PWLC highlights ways to get close to wildlifePublished 12:11pm Wednesday, November 6, 2013
Kids aren’t being left out in the cold when it comes to activities with the Minnesota Governor’s Deer Hunting Opener this week.
About 175 fourth- and fifth-graders at the Prairie Wetlands Learning Center will take part in a youth field day on Friday.
Matt Conner, director of the PWLC, has heard from many people who wished they’d learned about birds or nature photography, for example, when they were younger. He wants to create some of those lessons sooner rather than later.
“The main thing I want all youth to get is, occasionally you’ll see in hunters, they’ll be a hunter, but they’ll never stop and look around,” Conner said. “There are people that go hunting … but they never actually see nature. So we’re trying to get them prepared for that. If you’re going to be out there hunting, why not learn about nature photography?”
Students will attend the field day as part of the 11th annual Governor’s Deer Hunting Opener. Minnesota’s general firearm deer season opens Saturday, and guests of the Governor’s Deer Hunting Opener will hunt in the Fergus Falls area.

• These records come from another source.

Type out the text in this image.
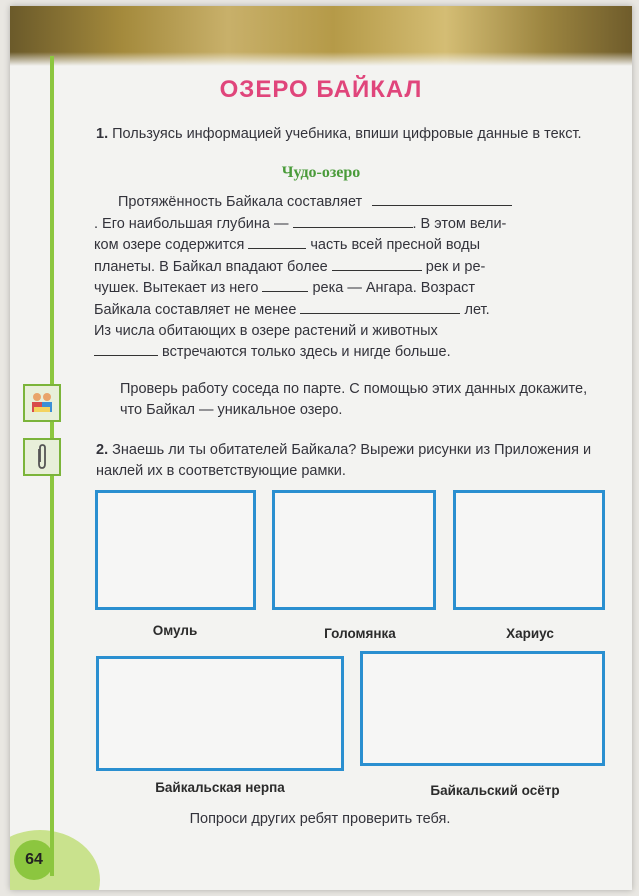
ОЗЕРО БАЙКАЛ
1. Пользуясь информацией учебника, впиши цифровые данные в текст.
Чудо-озеро
Протяжённость Байкала составляет
. Его наибольшая глубина —	. В этом вели-
ком озере содержится	часть всей пресной воды
планеты. В Байкал впадают более	рек и ре-
чушек. Вытекает из него	река — Ангара. Возраст
Байкала составляет не менее	лет.
Из числа обитающих в озере растений и животных
встречаются только здесь и нигде больше.
Проверь работу соседа по парте. С помощью этих данных докажите, что Байкал — уникальное озеро.
2. Знаешь ли ты обитателей Байкала? Вырежи рисунки из Приложения и наклей их в соответствующие рамки.
Омуль	Голомянка	Хариус
Байкальская нерпа	Байкальский осётр
Попроси других ребят проверить тебя.
64
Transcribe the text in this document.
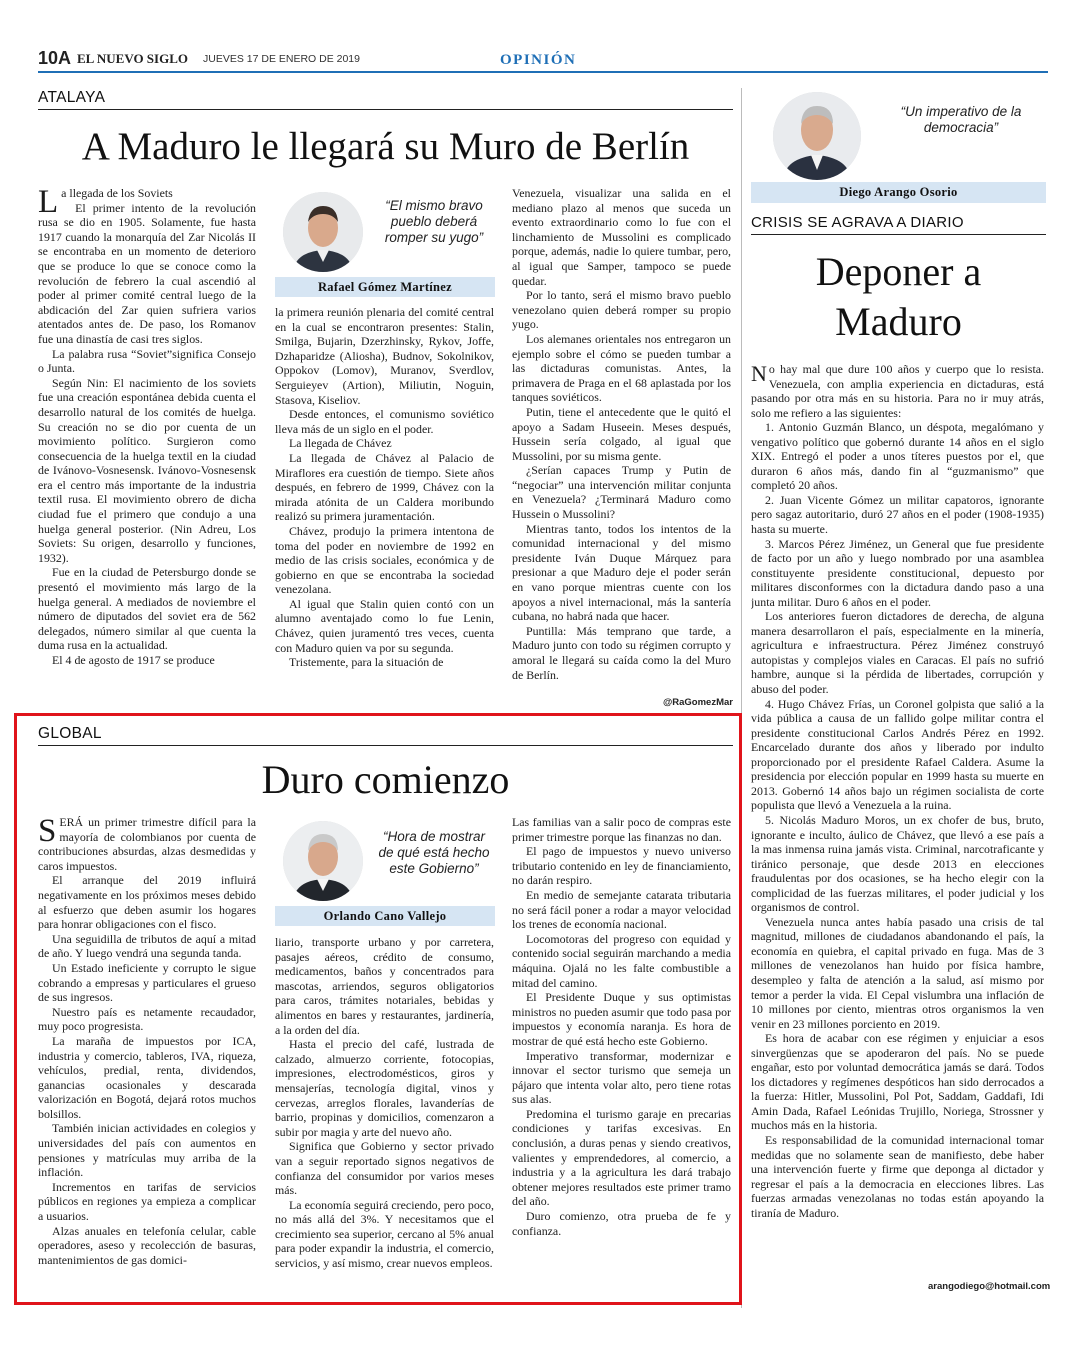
10A EL NUEVO SIGLO JUEVES 17 DE ENERO DE 2019	OPINIÓN
ATALAYA
A Maduro le llegará su Muro de Berlín
L a llegada de los Soviets

El primer intento de la revolución rusa se dio en 1905. Solamente, fue hasta 1917 cuando la monarquía del Zar Nicolás II se encontraba en un momento de deterioro que se produce lo que se conoce como la revolución de febrero la cual ascendió al poder al primer comité central luego de la abdicación del Zar quien sufriera varios atentados antes de. De paso, los Romanov fue una dinastía de casi tres siglos.

La palabra rusa “Soviet”significa Consejo o Junta.

Según Nin: El nacimiento de los soviets fue una creación espontánea debida cuenta el desarrollo natural de los comités de huelga. Su creación no se dio por cuenta de un movimiento político. Surgieron como consecuencia de la huelga textil en la ciudad de Ivánovo-Vosnesensk. Ivánovo-Vosnesensk era el centro más importante de la industria textil rusa. El movimiento obrero de dicha ciudad fue el primero que condujo a una huelga general posterior. (Nin Adreu, Los Soviets: Su origen, desarrollo y funciones, 1932).

Fue en la ciudad de Petersburgo donde se presentó el movimiento más largo de la huelga general. A mediados de noviembre el número de diputados del soviet era de 562 delegados, número similar al que cuenta la duma rusa en la actualidad.

El 4 de agosto de 1917 se produce

“El mismo bravo pueblo deberá romper su yugo”
Rafael Gómez Martínez

la primera reunión plenaria del comité central en la cual se encontraron presentes: Stalin, Smilga, Bujarin, Dzerzhinsky, Rykov, Joffe, Dzhaparidze (Aliosha), Budnov, Sokolnikov, Oppokov (Lomov), Muranov, Sverdlov, Serguieyev (Artion), Miliutin, Noguin, Stasova, Kiseliov.

Desde entonces, el comunismo soviético lleva más de un siglo en el poder.

La llegada de Chávez

La llegada de Chávez al Palacio de Miraflores era cuestión de tiempo. Siete años después, en febrero de 1999, Chávez con la mirada atónita de un Caldera moribundo realizó su primera juramentación.

Chávez, produjo la primera intentona de toma del poder en noviembre de 1992 en medio de las crisis sociales, económica y de gobierno en que se encontraba la sociedad venezolana.

Al igual que Stalin quien contó con un alumno aventajado como lo fue Lenin, Chávez, quien juramentó tres veces, cuenta con Maduro quien va por su segunda.

Tristemente, para la situación de

Venezuela, visualizar una salida en el mediano plazo al menos que suceda un evento extraordinario como lo fue con el linchamiento de Mussolini es complicado porque, además, nadie lo quiere tumbar, pero, al igual que Samper, tampoco se puede quedar.

Por lo tanto, será el mismo bravo pueblo venezolano quien deberá romper su propio yugo.

Los alemanes orientales nos entregaron un ejemplo sobre el cómo se pueden tumbar a las dictaduras comunistas. Antes, la primavera de Praga en el 68 aplastada por los tanques soviéticos.

Putin, tiene el antecedente que le quitó el apoyo a Sadam Huseein. Meses después, Hussein sería colgado, al igual que Mussolini, por su misma gente.

¿Serían capaces Trump y Putin de “negociar” una intervención militar conjunta en Venezuela? ¿Terminará Maduro como Hussein o Mussolini?

Mientras tanto, todos los intentos de la comunidad internacional y del mismo presidente Iván Duque Márquez para presionar a que Maduro deje el poder serán en vano porque mientras cuente con los apoyos a nivel internacional, más la santería cubana, no habrá nada que hacer.

Puntilla: Más temprano que tarde, a Maduro junto con todo su régimen corrupto y amoral le llegará su caída como la del Muro de Berlín.

@RaGomezMar
GLOBAL
Duro comienzo
S ERÁ un primer trimestre difícil para la mayoría de colombianos por cuenta de contribuciones absurdas, alzas desmedidas y caros impuestos.

El arranque del 2019 influirá negativamente en los próximos meses debido al esfuerzo que deben asumir los hogares para honrar obligaciones con el fisco.

Una seguidilla de tributos de aquí a mitad de año. Y luego vendrá una segunda tanda.

Un Estado ineficiente y corrupto le sigue cobrando a empresas y particulares el grueso de sus ingresos.

Nuestro país es netamente recaudador, muy poco progresista.

La maraña de impuestos por ICA, industria y comercio, tableros, IVA, riqueza, vehículos, predial, renta, dividendos, ganancias ocasionales y descarada valorización en Bogotá, dejará rotos muchos bolsillos.

También inician actividades en colegios y universidades del país con aumentos en pensiones y matrículas muy arriba de la inflación.

Incrementos en tarifas de servicios públicos en regiones ya empieza a complicar a usuarios.

Alzas anuales en telefonía celular, cable operadores, aseso y recolección de basuras, mantenimientos de gas domici-

“Hora de mostrar de qué está hecho este Gobierno”
Orlando Cano Vallejo

liario, transporte urbano y por carretera, pasajes aéreos, crédito de consumo, medicamentos, baños y concentrados para mascotas, arriendos, seguros obligatorios para caros, trámites notariales, bebidas y alimentos en bares y restaurantes, jardinería, a la orden del día.

Hasta el precio del café, lustrada de calzado, almuerzo corriente, fotocopias, impresiones, electrodomésticos, giros y mensajerías, tecnología digital, vinos y cervezas, arreglos florales, lavanderías de barrio, propinas y domicilios, comenzaron a subir por magia y arte del nuevo año.

Significa que Gobierno y sector privado van a seguir reportado signos negativos de confianza del consumidor por varios meses más.

La economía seguirá creciendo, pero poco, no más allá del 3%. Y necesitamos que el crecimiento sea superior, cercano al 5% anual para poder expandir la industria, el comercio, servicios, y así mismo, crear nuevos empleos.

Las familias van a salir poco de compras este primer trimestre porque las finanzas no dan.

El pago de impuestos y nuevo universo tributario contenido en ley de financiamiento, no darán respiro.

En medio de semejante catarata tributaria no será fácil poner a rodar a mayor velocidad los trenes de economía nacional.

Locomotoras del progreso con equidad y contenido social seguirán marchando a media máquina. Ojalá no les falte combustible a mitad del camino.

El Presidente Duque y sus optimistas ministros no pueden asumir que todo pasa por impuestos y economía naranja. Es hora de mostrar de qué está hecho este Gobierno.

Imperativo transformar, modernizar e innovar el sector turismo que semeja un pájaro que intenta volar alto, pero tiene rotas sus alas.

Predomina el turismo garaje en precarias condiciones y tarifas excesivas. En conclusión, a duras penas y siendo creativos, valientes y emprendedores, al comercio, a industria y a la agricultura les dará trabajo obtener mejores resultados este primer tramo del año.

Duro comienzo, otra prueba de fe y confianza.

“Un imperativo de la democracia”
Diego Arango Osorio
CRISIS SE AGRAVA A DIARIO
Deponer a
Maduro
N o hay mal que dure 100 años y cuerpo que lo resista. Venezuela, con amplia experiencia en dictaduras, está pasando por otra más en su historia. Para no ir muy atrás, solo me refiero a las siguientes:

1. Antonio Guzmán Blanco, un déspota, megalómano y vengativo político que gobernó durante 14 años en el siglo XIX. Entregó el poder a unos títeres puestos por el, que duraron 6 años más, dando fin al “guzmanismo” que completó 20 años.

2. Juan Vicente Gómez un militar capatoros, ignorante pero sagaz autoritario, duró 27 años en el poder (1908-1935) hasta su muerte.

3. Marcos Pérez Jiménez, un General que fue presidente de facto por un año y luego nombrado por una asamblea constituyente presidente constitucional, depuesto por militares disconformes con la dictadura dando paso a una junta militar. Duro 6 años en el poder.

Los anteriores fueron dictadores de derecha, de alguna manera desarrollaron el país, especialmente en la minería, agricultura e infraestructura. Pérez Jiménez construyó autopistas y complejos viales en Caracas. El país no sufrió hambre, aunque si la pérdida de libertades, corrupción y abuso del poder.

4. Hugo Chávez Frías, un Coronel golpista que salió a la vida pública a causa de un fallido golpe militar contra el presidente constitucional Carlos Andrés Pérez en 1992. Encarcelado durante dos años y liberado por indulto proporcionado por el presidente Rafael Caldera. Asume la presidencia por elección popular en 1999 hasta su muerte en 2013. Gobernó 14 años bajo un régimen socialista de corte populista que llevó a Venezuela a la ruina.

5. Nicolás Maduro Moros, un ex chofer de bus, bruto, ignorante e inculto, áulico de Chávez, que llevó a ese país a la mas inmensa ruina jamás vista. Criminal, narcotraficante y tiránico personaje, que desde 2013 en elecciones fraudulentas por dos ocasiones, se ha hecho elegir con la complicidad de las fuerzas militares, el poder judicial y los organismos de control.

Venezuela nunca antes había pasado una crisis de tal magnitud, millones de ciudadanos abandonando el país, la economía en quiebra, el capital privado en fuga. Mas de 3 millones de venezolanos han huido por física hambre, desempleo y falta de atención a la salud, así mismo por temor a perder la vida. El Cepal vislumbra una inflación de 10 millones por ciento, mientras otros organismos la ven venir en 23 millones porciento en 2019.

Es hora de acabar con ese régimen y enjuiciar a esos sinvergüenzas que se apoderaron del país. No se puede engañar, esto por voluntad democrática jamás se dará. Todos los dictadores y regímenes despóticos han sido derrocados a la fuerza: Hitler, Mussolini, Pol Pot, Saddam, Gaddafi, Idi Amin Dada, Rafael Leónidas Trujillo, Noriega, Strossner y muchos más en la historia.

Es responsabilidad de la comunidad internacional tomar medidas que no solamente sean de manifiesto, debe haber una intervención fuerte y firme que deponga al dictador y regresar el país a la democracia en elecciones libres. Las fuerzas armadas venezolanas no todas están apoyando la tiranía de Maduro.

arangodiego@hotmail.com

It’s great to be able to work with partners, like the Department of Natural Resources, for an exciting event like this, Conner said.
Sessions for the youth field day include, “Taking Aim at Invasive Species,” where kids will try their hand at archery; “Snapshot Hunter,” giving students a chance to shoot (cameras, that is); a sketching class which includes a doodling warm-up, pencil tricks, learning how to keep a journal and sketching using magnification; and “Oh Deer and Animal ID,” led by DNR staff.
“We’re going to teach you the ABCs of close encounters with wildlife,” Conner said. “Archery, binoculars and cameras. We’re going to teach you to get close to wildlife with any three of those things.”
They will also eat lunch together and watch the Gould Bros. Shooting Expo at the fairgrounds.
The hunting piece is almost secondary to the other nature education they’ll provide for students at the PWLC, according to Conner. Besides, not everyone wants to be a hunter of animals, which is OK, but you can still hunt nature with a camera, journal or binoculars, he said.
Being an educator, Conner said, they’ll teach archery, but not just archery. They’ll teach tracking skills to go with it. There’s more out there than just hunting, Conner said.
“Hunting’s great,” he said. “But that doesn’t have to be the only time you go into the woods.”